Çalışma ve Sosyal Güvenlik Bakanlığı tarafından son günlerde; kıdem tazminatının fona devredilmesine yönelik çalışmalarını gündeme getirmiştir. Çalışanların güvencesi olan kıdem tazminatının, işveren yükümlülüğü olmaktan çıkararak fona devretmeyi öngören düzenleme ile kıdem tazminatının iş güvencesi işlevinin ortadan kaldırılmasının öngörüldüğü anlaşılmaktadır.

Devlet, çalışanların hayat seviyesini yükseltmek, çalışma hayatını geliştirmek için çalışanları ve işsizleri korumak, çalışmayı desteklemek, işsizliği önlemeye elverişli ekonomik bir ortam yaratmak ve çalışma barışını sağlamak için gerekli tedbirleri almakla yükümlüdür. Çalışma koşulları; nitelikli ve adil, insanlık onuruna uygun bir yaşayış sağlamak üzere düzenlenmelidir.

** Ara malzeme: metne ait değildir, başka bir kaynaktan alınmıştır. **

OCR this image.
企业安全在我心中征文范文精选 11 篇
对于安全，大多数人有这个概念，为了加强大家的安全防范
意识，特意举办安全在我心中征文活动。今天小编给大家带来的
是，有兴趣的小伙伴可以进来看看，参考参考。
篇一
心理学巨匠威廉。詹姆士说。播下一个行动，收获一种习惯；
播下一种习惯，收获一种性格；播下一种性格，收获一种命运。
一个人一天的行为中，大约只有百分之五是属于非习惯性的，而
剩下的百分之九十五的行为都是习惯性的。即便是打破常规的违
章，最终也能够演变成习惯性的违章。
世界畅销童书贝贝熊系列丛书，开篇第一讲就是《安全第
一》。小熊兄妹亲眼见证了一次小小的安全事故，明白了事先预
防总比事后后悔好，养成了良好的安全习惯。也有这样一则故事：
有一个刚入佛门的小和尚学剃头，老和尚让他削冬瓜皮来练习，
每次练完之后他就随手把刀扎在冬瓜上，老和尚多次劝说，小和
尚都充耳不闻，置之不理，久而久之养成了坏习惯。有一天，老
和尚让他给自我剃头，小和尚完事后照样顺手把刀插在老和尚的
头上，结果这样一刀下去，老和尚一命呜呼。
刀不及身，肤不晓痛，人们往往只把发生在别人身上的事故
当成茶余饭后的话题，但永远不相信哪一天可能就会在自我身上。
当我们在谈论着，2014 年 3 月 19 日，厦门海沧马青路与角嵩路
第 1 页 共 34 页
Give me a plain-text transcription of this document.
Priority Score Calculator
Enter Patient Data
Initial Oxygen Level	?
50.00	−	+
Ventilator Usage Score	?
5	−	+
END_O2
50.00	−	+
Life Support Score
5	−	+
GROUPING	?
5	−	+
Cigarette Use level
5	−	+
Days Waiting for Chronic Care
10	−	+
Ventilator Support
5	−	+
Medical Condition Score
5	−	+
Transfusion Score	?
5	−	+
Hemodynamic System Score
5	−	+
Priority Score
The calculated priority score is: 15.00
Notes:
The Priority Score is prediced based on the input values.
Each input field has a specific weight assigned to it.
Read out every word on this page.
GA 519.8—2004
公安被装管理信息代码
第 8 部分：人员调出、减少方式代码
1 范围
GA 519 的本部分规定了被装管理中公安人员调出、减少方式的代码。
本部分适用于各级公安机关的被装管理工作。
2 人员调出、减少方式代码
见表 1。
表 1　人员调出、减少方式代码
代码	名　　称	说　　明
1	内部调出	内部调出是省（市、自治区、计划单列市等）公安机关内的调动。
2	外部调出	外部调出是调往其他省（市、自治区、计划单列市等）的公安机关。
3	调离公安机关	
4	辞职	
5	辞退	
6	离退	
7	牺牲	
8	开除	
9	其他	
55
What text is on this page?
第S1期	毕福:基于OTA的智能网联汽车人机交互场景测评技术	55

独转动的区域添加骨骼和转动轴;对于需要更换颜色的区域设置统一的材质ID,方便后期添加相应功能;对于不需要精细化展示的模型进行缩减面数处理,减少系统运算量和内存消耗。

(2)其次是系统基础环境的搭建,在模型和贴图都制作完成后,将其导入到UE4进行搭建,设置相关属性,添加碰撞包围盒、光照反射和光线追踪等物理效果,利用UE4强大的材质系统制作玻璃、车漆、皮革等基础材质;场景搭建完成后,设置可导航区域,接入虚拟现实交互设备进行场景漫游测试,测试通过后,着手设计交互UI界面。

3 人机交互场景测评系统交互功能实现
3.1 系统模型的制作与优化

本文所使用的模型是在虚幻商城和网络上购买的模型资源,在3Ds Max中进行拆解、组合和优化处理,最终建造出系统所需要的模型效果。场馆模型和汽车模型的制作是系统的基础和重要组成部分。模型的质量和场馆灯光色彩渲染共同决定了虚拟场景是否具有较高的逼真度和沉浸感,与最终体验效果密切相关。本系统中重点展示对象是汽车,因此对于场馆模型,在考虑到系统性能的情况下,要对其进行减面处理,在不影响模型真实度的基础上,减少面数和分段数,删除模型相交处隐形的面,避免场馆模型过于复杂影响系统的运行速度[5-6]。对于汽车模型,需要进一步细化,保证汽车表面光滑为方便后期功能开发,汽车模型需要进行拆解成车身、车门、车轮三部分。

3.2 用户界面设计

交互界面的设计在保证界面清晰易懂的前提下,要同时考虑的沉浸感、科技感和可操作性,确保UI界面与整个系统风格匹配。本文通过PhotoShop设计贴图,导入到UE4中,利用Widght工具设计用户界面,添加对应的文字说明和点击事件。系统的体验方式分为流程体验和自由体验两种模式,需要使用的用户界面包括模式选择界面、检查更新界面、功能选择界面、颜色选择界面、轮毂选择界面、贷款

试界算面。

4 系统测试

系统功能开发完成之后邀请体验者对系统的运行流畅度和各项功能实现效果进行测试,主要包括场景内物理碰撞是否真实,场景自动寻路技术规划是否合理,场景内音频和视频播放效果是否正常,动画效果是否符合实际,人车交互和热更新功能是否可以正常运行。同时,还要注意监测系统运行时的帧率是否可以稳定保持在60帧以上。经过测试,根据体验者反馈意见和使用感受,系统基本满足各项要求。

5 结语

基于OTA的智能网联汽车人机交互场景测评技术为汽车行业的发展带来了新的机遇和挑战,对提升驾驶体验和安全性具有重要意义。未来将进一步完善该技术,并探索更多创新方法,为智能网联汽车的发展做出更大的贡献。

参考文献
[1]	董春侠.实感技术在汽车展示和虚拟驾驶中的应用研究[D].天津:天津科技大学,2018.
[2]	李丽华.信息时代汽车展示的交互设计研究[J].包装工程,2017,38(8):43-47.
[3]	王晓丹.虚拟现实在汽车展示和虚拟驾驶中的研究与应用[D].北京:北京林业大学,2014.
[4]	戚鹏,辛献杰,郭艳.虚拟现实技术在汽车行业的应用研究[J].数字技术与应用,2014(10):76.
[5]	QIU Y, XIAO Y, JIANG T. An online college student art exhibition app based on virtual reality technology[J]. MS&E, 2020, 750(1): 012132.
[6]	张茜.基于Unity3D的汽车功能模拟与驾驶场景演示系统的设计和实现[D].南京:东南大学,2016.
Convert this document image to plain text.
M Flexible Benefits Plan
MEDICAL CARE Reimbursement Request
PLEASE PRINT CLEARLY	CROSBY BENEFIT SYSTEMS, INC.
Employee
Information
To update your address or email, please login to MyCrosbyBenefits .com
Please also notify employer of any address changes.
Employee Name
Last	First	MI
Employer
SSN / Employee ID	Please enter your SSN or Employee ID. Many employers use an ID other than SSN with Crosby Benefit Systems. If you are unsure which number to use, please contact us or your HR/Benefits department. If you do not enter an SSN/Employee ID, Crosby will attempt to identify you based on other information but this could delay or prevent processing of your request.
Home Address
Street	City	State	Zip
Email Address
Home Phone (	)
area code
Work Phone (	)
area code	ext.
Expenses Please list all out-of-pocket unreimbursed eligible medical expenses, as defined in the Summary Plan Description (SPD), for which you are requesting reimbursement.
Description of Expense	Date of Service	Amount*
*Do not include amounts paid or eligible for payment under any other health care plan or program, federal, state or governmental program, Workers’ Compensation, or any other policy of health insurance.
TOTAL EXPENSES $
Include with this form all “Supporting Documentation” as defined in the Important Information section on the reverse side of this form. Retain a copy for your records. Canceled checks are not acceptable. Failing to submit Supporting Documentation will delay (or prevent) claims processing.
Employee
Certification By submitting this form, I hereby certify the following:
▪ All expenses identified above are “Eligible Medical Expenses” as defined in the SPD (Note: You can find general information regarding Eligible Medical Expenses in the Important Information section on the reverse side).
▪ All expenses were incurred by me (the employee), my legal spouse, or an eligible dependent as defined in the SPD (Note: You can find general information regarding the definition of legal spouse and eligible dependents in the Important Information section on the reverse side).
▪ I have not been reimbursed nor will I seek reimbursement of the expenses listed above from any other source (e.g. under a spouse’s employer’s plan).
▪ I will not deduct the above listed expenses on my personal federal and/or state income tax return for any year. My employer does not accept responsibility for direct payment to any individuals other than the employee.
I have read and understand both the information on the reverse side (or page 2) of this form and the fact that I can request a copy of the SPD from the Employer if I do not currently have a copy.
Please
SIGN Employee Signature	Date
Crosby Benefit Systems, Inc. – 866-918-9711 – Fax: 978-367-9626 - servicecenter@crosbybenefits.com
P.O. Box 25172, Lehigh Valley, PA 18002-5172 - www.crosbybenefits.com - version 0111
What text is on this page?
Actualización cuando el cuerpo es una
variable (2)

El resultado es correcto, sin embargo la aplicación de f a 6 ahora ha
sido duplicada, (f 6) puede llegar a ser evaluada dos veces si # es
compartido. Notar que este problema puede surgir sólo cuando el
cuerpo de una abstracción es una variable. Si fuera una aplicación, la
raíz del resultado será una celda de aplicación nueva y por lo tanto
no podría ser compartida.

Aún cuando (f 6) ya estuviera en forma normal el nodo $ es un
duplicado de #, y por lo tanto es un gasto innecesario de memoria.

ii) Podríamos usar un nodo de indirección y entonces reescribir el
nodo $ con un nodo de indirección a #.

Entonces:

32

Mimarlar Odası olarak, tüm temel insan hak ve özgürlüklerinin tanınmasını, kullanılmasını ve yararlanılmasını engelleyen hiçbir ayrım, mahrumiyet ve kısıtlamanın yaşanmadığı, insan onuruna yakışır çalışma koşullarının sağlandığı bir gelecek dileğiyle 1 Mayıs Emek, Mücadele ve Dayanışma Günü’nü kutluyoruz.